カモフラなのに溺愛されても困ります!

そんなに格式高い料亭でお見合いとか、有名人に会いに行くような感覚で行っていい場所じゃない。

「……楓、大丈夫なの?」

「大丈夫じゃないよ。破談するってわかってて、何で行かなきゃいけないのか謎なんだけど。こっちにその気がなくても、やっぱり断られたら凹むじゃない?」

「確かに相手は西園寺だしね……。

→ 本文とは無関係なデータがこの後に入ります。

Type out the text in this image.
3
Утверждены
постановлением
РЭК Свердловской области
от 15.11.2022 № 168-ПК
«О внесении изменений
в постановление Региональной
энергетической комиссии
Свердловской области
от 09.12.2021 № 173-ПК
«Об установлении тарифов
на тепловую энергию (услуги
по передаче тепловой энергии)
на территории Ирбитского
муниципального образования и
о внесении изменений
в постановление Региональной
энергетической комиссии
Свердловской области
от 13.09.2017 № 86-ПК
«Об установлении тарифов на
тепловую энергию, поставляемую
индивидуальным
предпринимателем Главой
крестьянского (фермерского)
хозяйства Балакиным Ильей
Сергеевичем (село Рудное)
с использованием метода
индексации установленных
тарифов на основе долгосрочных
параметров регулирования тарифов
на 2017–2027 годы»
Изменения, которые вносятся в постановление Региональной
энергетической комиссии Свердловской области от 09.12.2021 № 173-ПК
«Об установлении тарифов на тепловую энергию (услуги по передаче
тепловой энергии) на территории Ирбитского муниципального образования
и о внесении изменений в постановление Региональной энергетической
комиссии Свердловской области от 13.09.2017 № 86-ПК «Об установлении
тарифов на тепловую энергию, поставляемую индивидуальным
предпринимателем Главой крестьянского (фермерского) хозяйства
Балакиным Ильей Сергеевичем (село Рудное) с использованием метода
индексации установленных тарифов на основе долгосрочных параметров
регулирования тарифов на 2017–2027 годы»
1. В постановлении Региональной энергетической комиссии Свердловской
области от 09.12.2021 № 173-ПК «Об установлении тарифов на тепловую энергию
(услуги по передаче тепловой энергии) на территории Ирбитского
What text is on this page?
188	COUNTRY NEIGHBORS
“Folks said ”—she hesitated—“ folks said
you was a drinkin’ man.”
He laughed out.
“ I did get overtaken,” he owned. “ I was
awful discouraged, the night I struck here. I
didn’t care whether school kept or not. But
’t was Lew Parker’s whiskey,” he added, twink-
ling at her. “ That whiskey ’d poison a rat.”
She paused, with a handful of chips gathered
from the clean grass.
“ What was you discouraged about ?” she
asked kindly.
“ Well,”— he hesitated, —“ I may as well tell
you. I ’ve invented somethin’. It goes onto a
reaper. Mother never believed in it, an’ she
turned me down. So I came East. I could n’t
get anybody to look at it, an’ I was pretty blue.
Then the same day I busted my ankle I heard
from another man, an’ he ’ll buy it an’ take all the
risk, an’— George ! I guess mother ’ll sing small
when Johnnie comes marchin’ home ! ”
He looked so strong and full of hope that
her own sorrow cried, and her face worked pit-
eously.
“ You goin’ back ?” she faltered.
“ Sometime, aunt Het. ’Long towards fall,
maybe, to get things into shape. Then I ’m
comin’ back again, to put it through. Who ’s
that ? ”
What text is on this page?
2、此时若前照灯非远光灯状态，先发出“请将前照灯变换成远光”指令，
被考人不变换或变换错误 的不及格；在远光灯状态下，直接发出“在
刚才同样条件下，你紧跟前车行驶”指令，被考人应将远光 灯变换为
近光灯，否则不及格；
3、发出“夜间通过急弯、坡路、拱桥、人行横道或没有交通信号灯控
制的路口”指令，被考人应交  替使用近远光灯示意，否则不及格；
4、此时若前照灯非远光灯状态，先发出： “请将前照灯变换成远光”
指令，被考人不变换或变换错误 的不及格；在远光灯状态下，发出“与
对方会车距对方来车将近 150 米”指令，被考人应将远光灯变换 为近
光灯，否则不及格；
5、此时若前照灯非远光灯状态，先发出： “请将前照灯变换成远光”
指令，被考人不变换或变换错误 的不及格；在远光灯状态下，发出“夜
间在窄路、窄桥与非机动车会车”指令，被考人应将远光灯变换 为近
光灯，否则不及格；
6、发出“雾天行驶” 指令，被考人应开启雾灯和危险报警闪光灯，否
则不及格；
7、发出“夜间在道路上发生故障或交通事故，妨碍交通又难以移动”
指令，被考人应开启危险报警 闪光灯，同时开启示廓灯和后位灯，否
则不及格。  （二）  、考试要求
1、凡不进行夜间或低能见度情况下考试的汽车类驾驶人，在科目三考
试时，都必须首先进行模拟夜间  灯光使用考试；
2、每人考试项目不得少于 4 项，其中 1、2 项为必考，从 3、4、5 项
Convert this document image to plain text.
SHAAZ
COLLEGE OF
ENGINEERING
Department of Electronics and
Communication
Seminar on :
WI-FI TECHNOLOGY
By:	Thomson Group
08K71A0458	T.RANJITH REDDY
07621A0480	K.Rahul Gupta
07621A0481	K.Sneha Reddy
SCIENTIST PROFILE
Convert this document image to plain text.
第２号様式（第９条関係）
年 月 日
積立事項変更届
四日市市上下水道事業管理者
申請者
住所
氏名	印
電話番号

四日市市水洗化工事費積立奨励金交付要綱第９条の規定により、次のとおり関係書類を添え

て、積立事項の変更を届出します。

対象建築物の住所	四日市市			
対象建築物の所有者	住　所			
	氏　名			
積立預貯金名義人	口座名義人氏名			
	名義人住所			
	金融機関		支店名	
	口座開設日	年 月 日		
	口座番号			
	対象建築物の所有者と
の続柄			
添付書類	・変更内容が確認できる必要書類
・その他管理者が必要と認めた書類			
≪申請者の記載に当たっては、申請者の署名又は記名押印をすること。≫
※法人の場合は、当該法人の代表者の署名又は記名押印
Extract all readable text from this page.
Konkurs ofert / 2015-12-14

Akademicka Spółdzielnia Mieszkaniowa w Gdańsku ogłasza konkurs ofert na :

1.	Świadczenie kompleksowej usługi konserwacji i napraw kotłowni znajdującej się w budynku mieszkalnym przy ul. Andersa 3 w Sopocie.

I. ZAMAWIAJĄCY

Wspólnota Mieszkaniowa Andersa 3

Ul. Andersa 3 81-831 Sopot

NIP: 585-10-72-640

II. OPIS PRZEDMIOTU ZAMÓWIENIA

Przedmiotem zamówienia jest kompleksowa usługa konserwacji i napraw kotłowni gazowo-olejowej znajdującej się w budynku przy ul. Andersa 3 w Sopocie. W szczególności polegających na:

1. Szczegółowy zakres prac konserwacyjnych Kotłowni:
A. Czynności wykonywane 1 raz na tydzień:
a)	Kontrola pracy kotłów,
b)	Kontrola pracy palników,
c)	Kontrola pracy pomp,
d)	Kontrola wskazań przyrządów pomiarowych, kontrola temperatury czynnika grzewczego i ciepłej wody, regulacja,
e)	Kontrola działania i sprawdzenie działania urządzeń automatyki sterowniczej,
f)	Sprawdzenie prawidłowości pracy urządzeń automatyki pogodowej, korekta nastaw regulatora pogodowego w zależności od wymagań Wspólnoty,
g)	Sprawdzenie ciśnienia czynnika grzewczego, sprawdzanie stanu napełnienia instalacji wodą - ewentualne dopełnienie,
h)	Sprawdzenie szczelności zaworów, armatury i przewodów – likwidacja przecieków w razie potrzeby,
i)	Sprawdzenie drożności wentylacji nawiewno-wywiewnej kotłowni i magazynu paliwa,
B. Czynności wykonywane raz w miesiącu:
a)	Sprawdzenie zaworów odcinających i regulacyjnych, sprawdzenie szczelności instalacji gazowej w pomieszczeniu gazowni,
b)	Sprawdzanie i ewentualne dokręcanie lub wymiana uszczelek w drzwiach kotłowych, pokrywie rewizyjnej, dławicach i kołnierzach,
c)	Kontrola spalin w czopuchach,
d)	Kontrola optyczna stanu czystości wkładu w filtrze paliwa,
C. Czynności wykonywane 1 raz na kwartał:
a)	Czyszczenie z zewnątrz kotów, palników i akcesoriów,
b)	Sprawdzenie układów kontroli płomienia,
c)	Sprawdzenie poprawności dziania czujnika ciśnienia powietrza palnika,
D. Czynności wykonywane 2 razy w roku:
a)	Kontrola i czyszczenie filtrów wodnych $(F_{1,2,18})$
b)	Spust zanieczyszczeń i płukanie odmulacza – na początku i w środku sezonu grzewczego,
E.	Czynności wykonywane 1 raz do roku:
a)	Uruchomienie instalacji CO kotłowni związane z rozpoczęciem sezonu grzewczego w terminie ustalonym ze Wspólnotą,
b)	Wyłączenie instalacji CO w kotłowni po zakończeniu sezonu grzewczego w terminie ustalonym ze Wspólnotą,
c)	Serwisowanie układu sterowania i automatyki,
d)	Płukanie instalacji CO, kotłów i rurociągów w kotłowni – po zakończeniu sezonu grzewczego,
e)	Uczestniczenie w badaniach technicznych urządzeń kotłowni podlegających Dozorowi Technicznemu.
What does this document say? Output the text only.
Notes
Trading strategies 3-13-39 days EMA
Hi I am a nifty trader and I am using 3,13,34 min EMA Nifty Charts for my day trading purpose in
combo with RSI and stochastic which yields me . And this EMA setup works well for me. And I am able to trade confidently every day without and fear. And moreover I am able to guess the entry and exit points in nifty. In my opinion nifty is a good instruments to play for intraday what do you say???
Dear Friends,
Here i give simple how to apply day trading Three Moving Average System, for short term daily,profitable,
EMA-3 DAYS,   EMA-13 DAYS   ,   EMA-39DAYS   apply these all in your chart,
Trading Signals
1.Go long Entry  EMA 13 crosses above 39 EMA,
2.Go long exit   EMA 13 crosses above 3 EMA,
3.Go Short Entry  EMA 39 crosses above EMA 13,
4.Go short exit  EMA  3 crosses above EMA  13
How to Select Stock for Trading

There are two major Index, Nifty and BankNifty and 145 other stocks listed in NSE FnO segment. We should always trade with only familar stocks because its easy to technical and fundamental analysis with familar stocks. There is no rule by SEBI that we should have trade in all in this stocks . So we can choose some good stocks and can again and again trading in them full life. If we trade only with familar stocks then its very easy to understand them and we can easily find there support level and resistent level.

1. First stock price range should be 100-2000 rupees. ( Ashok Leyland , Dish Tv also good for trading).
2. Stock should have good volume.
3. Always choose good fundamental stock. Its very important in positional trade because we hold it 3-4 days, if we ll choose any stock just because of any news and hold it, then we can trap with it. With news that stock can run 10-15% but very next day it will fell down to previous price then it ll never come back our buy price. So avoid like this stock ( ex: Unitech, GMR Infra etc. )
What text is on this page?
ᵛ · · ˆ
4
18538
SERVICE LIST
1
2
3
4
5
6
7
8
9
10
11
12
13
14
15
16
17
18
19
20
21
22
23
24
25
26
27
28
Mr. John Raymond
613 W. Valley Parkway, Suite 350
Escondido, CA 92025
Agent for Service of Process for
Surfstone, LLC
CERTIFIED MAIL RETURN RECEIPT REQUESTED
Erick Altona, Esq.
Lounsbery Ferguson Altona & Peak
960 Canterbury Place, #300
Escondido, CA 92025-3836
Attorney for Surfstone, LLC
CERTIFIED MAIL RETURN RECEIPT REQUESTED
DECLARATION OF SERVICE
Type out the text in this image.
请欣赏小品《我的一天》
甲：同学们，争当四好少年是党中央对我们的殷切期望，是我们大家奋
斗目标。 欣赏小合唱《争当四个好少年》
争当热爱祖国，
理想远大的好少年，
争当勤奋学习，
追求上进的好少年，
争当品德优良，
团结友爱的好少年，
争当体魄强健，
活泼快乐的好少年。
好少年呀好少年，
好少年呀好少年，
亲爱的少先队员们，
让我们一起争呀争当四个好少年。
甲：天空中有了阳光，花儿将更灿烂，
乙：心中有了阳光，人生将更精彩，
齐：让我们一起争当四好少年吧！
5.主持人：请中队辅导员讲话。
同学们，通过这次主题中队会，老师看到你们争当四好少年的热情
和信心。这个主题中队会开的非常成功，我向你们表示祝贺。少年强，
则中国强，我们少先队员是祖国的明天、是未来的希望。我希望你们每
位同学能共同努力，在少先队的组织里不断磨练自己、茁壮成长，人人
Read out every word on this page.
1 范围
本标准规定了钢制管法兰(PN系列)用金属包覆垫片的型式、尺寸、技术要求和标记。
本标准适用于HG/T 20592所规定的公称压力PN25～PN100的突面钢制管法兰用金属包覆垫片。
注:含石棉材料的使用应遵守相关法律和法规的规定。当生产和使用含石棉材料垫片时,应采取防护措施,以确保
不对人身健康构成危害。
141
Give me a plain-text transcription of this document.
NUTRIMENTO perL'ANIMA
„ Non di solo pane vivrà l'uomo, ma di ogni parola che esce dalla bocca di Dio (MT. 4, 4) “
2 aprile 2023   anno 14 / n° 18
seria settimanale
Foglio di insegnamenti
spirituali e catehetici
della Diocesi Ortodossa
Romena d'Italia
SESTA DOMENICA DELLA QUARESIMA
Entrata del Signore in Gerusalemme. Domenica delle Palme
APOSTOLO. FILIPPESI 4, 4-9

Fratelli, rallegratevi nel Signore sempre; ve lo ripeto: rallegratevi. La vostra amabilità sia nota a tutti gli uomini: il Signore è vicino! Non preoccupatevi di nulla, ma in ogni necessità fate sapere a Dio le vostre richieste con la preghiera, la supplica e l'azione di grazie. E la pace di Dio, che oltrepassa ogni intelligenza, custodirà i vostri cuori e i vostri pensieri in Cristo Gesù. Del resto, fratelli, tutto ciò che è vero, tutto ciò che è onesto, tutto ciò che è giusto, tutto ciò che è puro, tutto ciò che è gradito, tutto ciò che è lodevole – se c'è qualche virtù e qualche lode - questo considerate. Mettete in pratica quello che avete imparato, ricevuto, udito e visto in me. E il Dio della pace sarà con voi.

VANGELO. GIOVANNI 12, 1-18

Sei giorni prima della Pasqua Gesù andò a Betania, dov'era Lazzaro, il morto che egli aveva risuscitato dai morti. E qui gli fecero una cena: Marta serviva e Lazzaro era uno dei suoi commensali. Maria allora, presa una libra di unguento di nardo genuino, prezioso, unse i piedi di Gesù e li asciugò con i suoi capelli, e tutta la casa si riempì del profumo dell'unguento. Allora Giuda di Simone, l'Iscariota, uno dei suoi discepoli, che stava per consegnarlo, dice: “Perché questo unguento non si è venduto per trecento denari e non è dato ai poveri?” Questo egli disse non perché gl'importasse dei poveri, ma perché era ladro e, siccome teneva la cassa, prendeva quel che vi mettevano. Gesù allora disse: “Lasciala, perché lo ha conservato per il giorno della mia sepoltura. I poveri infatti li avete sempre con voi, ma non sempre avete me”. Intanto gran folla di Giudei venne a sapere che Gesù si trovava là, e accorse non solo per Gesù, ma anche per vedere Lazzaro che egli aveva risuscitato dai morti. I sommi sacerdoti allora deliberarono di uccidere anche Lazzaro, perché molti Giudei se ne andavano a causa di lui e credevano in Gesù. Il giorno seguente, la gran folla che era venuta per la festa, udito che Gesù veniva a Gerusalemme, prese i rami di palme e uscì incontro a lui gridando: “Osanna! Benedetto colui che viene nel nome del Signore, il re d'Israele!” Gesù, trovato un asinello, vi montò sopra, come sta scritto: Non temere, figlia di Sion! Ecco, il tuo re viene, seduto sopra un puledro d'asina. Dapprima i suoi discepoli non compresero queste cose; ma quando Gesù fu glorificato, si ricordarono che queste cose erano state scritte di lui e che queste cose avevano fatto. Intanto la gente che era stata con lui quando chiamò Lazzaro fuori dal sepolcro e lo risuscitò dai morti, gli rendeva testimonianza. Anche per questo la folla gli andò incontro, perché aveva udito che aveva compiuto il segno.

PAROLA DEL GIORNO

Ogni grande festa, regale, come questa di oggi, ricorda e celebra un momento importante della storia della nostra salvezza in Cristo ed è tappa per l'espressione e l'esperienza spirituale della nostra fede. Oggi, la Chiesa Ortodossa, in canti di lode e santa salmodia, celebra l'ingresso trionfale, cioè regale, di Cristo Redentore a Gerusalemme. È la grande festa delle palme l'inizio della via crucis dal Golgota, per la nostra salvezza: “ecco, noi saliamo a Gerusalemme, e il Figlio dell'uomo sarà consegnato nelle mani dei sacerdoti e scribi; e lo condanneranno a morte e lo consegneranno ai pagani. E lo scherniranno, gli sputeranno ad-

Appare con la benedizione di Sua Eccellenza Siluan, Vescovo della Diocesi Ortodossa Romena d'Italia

でも、だったらお見合いにすら来ないんじゃない?書類審査は通ったって事じゃないの?二次審査は面談です、みたいな」

「オーディションじゃないんだから……」


彩羽の言葉に私は盛大にため息をついた。


「……西園寺にとってはオーディションだと思うのよ。有能な企業と関係結んでいきたいじゃない?それに、西園寺グループに嫁に行けば、死後も安泰」

「死後も安泰って、いいじゃない。楓ちゃん頑張っちゃいなよ」

「琴音、そんなノリで言わないでよ」


なんか器じゃないのに、見定められなきゃいけないのがなー。

こんな品格無い奴を選ぶかって。

モヤモヤしている私の背中を叩いて、愛莉は微笑んだ。